Diciamo piuttosto che siamo di fronte alla necessità di ripensare lo stesso ruolo del parlamentare, per il quale la libertà nel voto può essere un modo per arricchire la discussione pubblica. Si tocca così il nodo aggrovigliato del voto segreto, sempre più presentato come un ostacolo alla trasparenza e alla moralità del parlamentare. Ricordiamo, però, che il parlamento italiano è diventato, e rischia di rimanere, un parlamento di nominati da una élite ristretta, sempre più incline a premiare la fedeltà e a restringere ogni possibilità di dissenso. So bene che uno spazio sottratto all’occhio dell’opinione pubblica è assai più luogo di imboscate e di manovre inconfessabili che opportunità per l’agire libero. Ma possiamo risolvere un problema reale negando che esista?
Vero è che gli impegni assunti dai partiti nei confronti dei cittadini che li hanno votati esigono poi comportamenti collettivi in grado di rispettarli, sì che non tutto può essere rimesso alla variabile opinione del singolo parlamentare. È comprensibile, quindi, che vi sia una valutazione politica dei casi in cui le ragioni della coscienza individuale possono prevalere sull’omogeneità dei comportamenti di gruppo. Ma quando le decisioni parlamentari diventano norme che incidono direttamente sull’autonomia delle persone nel governare la loro vita, la questione della libertà di coscienza deve essere considerata anche, o soprattutto, da un diverso punto di vista.
Qui la libertà da tutelare è, in primo luogo, quella della persona che deve compiere le scelte di vita. Il problema, allora, non riguarda la libertà di coscienza di chi stabilisce le regole: investe la legittimità stessa dell’intervento legislativo in forme tali da cancellare, o condizionare in maniera determinante, quelle scelte. Altrimenti si determina una asimmetria pericolosa: la libertà di scelta dei legislatori può divenire massima, quella dei destinatari della norma minima.
Il diritto deve abbandonare la pretesa autoritaria di impadronirsi della vita delle persone, di espropriarle del diritto fondamentale all’autodeterminazione. La politica, prima di preoccuparsi del dosaggio della quantità di libertà di coscienza somministrabile ai parlamentari, dovrebbe seriamente chiedersi se una materia affrontata rientri pienamente nella sua competenza o se questa spetti in primo luogo ai diretti interessati. E, in questo caso, fermarsi, senza doversi poi porre aggrovigliati e impropri problemi di libertà di coscienza. La discussione sulle unioni civili si sarebbe giovata assai di questa consapevolezza.

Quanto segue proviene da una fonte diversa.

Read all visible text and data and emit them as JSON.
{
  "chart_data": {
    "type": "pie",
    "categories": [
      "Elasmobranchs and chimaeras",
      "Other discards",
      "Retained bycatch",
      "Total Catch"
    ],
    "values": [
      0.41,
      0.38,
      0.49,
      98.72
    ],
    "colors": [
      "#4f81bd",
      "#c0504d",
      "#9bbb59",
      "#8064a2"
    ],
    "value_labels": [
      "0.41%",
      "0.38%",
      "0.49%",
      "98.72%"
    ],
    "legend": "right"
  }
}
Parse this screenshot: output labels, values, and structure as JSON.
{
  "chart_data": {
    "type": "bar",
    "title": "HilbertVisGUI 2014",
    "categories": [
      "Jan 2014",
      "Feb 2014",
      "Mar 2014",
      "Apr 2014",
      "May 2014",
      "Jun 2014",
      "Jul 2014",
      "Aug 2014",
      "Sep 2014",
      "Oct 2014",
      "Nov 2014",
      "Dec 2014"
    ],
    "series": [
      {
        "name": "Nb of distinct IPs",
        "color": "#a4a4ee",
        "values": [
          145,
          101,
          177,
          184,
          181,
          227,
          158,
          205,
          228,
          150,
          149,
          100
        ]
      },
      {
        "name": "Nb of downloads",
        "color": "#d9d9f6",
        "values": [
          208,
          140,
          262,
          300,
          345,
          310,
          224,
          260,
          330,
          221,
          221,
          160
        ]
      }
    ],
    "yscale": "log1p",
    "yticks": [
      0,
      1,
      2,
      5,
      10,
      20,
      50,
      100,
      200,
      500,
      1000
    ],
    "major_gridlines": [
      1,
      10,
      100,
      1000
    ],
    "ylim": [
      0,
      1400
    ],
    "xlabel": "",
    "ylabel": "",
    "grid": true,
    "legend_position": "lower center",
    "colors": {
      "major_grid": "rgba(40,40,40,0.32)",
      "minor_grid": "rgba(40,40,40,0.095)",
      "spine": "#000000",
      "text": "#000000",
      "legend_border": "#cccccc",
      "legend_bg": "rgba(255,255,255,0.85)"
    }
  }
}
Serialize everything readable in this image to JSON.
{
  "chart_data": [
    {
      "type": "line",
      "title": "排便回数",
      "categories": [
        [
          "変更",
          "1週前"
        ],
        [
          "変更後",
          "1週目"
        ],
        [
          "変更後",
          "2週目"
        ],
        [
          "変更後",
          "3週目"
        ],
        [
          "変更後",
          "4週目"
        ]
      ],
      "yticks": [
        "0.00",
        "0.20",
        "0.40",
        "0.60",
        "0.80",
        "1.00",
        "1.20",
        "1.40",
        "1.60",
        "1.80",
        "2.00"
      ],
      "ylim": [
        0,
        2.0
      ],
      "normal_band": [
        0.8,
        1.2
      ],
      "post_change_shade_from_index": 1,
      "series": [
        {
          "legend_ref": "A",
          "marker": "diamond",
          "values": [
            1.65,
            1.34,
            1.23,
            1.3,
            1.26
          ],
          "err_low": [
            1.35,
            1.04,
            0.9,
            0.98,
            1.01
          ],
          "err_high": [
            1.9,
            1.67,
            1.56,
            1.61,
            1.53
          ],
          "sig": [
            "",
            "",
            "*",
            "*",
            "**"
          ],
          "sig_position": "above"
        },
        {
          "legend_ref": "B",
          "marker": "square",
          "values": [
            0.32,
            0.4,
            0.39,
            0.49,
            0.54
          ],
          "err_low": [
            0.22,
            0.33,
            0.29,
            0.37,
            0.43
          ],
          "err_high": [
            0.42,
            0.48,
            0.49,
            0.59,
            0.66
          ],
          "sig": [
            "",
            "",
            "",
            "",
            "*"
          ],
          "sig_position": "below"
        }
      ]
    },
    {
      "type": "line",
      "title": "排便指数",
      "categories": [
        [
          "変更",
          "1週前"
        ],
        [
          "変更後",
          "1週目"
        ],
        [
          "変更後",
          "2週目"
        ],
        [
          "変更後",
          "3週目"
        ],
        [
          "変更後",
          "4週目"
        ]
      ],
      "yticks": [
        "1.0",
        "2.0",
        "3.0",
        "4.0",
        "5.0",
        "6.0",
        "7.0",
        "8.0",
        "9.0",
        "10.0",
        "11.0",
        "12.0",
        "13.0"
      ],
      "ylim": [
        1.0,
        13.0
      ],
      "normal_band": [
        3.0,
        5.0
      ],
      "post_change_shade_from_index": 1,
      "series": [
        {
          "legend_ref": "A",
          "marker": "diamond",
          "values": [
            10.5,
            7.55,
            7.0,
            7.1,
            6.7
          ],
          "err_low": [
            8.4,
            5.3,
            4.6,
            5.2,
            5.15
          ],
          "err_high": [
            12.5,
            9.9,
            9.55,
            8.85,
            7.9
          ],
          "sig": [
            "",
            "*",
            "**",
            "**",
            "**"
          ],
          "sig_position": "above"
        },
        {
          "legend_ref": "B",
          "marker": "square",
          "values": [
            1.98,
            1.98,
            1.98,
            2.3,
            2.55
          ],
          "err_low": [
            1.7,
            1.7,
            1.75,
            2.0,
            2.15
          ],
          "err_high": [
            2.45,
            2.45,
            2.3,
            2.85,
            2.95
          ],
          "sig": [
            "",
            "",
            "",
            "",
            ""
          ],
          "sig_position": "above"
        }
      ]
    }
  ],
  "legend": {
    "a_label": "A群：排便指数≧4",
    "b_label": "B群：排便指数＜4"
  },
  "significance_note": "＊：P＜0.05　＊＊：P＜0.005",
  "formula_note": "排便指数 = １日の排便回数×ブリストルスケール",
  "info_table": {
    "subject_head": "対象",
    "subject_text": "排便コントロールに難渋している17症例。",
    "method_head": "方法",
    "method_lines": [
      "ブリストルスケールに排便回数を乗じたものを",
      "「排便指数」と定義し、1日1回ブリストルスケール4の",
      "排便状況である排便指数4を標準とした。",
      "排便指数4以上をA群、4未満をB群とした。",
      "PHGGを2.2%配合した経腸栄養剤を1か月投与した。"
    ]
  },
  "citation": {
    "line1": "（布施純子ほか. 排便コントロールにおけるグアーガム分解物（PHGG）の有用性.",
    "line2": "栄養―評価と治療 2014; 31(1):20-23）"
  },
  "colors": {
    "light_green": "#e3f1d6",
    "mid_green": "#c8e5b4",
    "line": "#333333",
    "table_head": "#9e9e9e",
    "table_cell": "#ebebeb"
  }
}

Questa linea non è volta a confinare ciascuno nella sua sfera privata, ma pone in modo corretto il rapporto tra sfera privata e sfera pubblica che, per essere riconosciuta, non deve affidarsi alla propria invadenza. Al contrario, la sua legittimità deriva in primo luogo dal rispetto per la competenza delle persone. Martha Nussbaum, concludendo la sua appassionata analisi della libertà di coscienza americana, ci ricorda che «l’eguale libertà di coscienza è difficile da creare, e ancor più difficile da realizzare ». Punto cardine del modo laico d’intendere il rapporto del cittadino con l’intero sistema istituzionale.